Прикосновение его руки точно в том месте, где меня уже касались старый американский пальмахник и тракторист с косой, парализовало меня и лишило речи. А Папаваш, словно желая сделать мне еще больнее, добавил:

— Я очень любил целовать эти ямочки. Иногда я и сейчас вижу их во снах. С ней было нелегко, Яирик, и сейчас тоже, когда ее уже нет.

И замолчал.

— Мы сделали друг другу много плохого, — сказал он, помолчав несколько минут. — И много воевали друг с другом, но сначала бросить меня, а потом и совсем умереть, лишь бы меня победить? Это уже слишком. Для обеих сторон.

Мы долго молчали, а потом он вдруг сказал: — Я не могу больше.

Я испугался, но он улыбнулся мне, как будто наслаждаясь своей способностью подражать тебе. Потом он задремал, и во сне сохраняя почтенность и элегантность. Проснувшись, он какое-то время молча смотрел в окно, а затем сказал:

— Я немного устал от нашей прогулки, Яирик, давай вернемся.

Я возразил:

— Но ведь ты хотел увидеть мой дом. Еще каких-нибудь сорок минут, и мы там.

— Я посмотрю в другой раз, сейчас я хочу лечь и поспать.

— Я найду красивое место в тени. Я захватил еду и вино, и у меня есть одеяло и подушка, полежи немного, отдохни, и потом продолжим.

— В другой раз, Яирик, а сейчас, пожалуйста, давай вернемся.

Глава семнадцатая

1

И когда же она его приметила, смерть? Когда он ускользнул от нее, укрывшись за стенами склада? Когда вернулся туда сейчас, ползком, оставляя кровавый след в пыли? А может, как сказала Девочка о появлении голубя глазам ожидающего: в тот же миг, когда он исчез для глаз любимой — тогда, за поворотом тропы в зоопарке?
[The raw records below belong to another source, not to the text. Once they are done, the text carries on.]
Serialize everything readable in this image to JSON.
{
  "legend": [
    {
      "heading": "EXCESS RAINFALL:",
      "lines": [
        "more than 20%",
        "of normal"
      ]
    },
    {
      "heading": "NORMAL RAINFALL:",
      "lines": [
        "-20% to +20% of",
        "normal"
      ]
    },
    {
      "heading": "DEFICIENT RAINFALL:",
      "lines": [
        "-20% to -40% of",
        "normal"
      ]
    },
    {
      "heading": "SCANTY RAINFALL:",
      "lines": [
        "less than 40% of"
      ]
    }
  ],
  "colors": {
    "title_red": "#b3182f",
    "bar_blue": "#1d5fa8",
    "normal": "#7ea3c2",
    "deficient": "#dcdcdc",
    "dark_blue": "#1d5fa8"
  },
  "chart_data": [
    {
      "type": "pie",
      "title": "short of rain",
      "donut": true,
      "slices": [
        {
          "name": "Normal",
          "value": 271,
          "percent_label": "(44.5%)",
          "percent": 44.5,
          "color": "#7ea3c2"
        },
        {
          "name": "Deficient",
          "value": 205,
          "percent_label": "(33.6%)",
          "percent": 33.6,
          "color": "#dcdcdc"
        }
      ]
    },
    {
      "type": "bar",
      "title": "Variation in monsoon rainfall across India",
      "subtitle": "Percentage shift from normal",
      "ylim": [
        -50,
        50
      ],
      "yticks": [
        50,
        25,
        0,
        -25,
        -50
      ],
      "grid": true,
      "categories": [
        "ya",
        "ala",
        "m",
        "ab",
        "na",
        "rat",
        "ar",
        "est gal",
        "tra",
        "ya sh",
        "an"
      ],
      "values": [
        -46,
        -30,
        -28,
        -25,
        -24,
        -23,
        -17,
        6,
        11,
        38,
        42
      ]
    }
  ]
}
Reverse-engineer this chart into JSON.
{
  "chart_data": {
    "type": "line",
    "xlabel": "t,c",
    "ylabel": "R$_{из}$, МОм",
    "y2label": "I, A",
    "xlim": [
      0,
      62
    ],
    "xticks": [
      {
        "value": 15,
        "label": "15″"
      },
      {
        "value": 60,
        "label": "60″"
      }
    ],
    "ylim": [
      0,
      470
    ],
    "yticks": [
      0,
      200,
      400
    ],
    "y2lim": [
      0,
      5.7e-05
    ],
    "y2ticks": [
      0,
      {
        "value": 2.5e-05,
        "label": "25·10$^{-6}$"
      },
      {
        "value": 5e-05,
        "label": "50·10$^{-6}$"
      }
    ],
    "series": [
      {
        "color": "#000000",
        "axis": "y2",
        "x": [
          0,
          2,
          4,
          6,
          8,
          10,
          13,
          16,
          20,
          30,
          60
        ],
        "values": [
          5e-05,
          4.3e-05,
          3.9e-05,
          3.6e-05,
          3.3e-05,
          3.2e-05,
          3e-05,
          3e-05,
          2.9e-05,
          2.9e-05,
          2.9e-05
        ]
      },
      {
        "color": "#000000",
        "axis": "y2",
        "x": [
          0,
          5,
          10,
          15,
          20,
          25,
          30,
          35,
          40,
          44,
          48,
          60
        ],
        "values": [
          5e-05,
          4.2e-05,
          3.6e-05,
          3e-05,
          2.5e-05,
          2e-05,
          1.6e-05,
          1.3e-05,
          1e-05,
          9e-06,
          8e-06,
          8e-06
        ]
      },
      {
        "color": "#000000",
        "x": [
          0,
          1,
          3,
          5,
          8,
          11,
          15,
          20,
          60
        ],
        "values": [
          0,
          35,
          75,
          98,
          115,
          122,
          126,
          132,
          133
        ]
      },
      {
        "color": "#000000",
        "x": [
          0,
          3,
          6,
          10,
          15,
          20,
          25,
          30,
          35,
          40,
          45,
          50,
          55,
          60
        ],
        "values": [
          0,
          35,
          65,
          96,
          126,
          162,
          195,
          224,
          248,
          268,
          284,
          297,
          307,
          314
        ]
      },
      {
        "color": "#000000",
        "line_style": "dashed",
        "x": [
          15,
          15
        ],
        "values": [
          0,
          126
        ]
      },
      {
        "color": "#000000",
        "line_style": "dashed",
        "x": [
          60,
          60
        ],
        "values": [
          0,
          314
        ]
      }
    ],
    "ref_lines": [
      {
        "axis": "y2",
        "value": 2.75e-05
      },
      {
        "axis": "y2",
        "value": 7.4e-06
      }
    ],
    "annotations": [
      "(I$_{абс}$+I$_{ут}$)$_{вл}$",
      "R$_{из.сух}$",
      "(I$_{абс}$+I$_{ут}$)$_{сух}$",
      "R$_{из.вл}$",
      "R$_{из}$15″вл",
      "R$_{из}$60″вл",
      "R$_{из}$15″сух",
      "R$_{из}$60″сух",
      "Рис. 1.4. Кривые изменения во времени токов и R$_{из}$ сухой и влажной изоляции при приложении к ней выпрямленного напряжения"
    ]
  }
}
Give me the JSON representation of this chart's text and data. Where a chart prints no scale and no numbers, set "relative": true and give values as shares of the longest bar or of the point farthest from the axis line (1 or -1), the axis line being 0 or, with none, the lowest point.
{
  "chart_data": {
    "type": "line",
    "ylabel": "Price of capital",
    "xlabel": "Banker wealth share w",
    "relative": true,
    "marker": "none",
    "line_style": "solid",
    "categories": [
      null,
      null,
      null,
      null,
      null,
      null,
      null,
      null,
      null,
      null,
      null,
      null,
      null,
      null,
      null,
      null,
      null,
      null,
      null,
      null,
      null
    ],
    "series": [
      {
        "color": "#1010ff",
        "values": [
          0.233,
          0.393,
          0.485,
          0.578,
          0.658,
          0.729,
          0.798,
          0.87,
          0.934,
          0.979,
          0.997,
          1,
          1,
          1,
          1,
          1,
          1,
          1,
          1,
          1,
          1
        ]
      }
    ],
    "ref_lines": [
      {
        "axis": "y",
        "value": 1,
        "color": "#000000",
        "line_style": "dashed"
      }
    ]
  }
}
Еще один отдаленный пушечный выстрел и еще удар, точно в стену склада. Открылся пролом, и Малыш втащил свое тело внутрь, помогая себе стонами, дрожа от слабости и боли. Лег и затих. Грохот боя доносился до него, как далекий негромкий гул, словно через наброшенное на голову одеяло. Соберись с силами. Не умирай еще. Открой глаза. Оглянись.

Осколки камня, разбросанные садовые инструменты. Разбитая переносная голубятня на полу. Оно и лучше, подумал он. Кто знает, сумел бы я сейчас дотянуться до нее, останься она висеть на стене. Большой голубь из Иерусалима, наполовину перерезанный осколком, дергался на земле в последних судорогах. Маленькая голубка из Кирьят-Анавим лежала рядом. Как будто и не ранена, но с первого взгляда было ясно, что она мертва. Голуби, так учил доктор Лауфер голубятницу Мириам, а Мириам учила Малыша, могут умереть и просто от страха.